John Burt (Executive Producer) has been producing and directing theater-based projects for community development for over twenty-five years.  He was founding director of the Traveling Artists and Performers Company in 1978, one of the earliest arts-in-education programs in New England.  He founded both a theater development company and the commercial Production Company, John Burt Productions, in 1986.  Commissions and productions include: Changing the Silence: Growing up in the Nuclear Age, national tour; The Slick of ’76: A musical Catastrophe, regional run; Almost September, regional runs (San Francisco Bay Award for Best Musical); THE GARBAGE CANtata, regional run and national tour (musical and education video co-produced by United Nations premiered the first Earth Summit); The Eco-Theater Festival (co-produced by New York State Parks); Cultural Baggage (TV pilot and education video co-produced with Moorhead Kennedy Institute).

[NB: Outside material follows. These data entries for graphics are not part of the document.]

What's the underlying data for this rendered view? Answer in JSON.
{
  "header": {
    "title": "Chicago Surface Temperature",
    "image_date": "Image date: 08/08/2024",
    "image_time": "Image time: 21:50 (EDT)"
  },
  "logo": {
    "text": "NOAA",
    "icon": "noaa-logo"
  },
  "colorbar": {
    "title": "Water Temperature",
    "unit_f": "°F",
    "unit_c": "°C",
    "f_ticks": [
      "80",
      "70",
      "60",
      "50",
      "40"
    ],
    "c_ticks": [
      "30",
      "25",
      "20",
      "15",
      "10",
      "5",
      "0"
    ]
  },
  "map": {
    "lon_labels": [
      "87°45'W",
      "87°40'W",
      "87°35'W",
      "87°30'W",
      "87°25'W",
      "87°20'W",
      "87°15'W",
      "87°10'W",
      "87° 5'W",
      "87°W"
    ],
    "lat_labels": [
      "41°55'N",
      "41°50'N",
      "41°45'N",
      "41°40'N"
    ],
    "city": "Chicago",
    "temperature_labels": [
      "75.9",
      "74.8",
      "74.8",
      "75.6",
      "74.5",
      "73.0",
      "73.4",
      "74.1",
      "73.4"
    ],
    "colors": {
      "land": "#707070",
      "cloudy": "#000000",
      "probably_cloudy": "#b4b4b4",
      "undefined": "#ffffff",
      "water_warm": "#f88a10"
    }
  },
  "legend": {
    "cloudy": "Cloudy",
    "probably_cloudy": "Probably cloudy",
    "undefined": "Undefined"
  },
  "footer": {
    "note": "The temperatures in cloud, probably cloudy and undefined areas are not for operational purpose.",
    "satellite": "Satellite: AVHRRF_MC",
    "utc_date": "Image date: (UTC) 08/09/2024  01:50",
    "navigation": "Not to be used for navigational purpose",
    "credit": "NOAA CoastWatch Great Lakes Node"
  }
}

Mr. Burt was the executive producer of the Children of War Theater and Film Project under the artistic direction of Obie Award-winning director Lawrence Sacharow of River Arts Repertory and with Academy Award-winning documentary film director Barbara Kopple.  From this project he commissioned and produced the multi-media production The Road Home: Stories of Children of War by James Lescene, which had its world premiere at New York’s Asia Society and featured Yolanda King, daughter of DR. Martin Luther King.  The play was featured at the Global Peace Conference at The Hague and completed its international tour at the International Theater Olympics in Moscow, Russia.  John Burt Productions was the associate producer of the Broadway production of Starmites.  Mr. Burt has been a practicing expressive arts therapist for twenty years, currently serves as Chair Emeritus of Cambodian Living Arts and has served on the boards of the Roberts Foundation, the Threshold Foundation and the Marion Institute.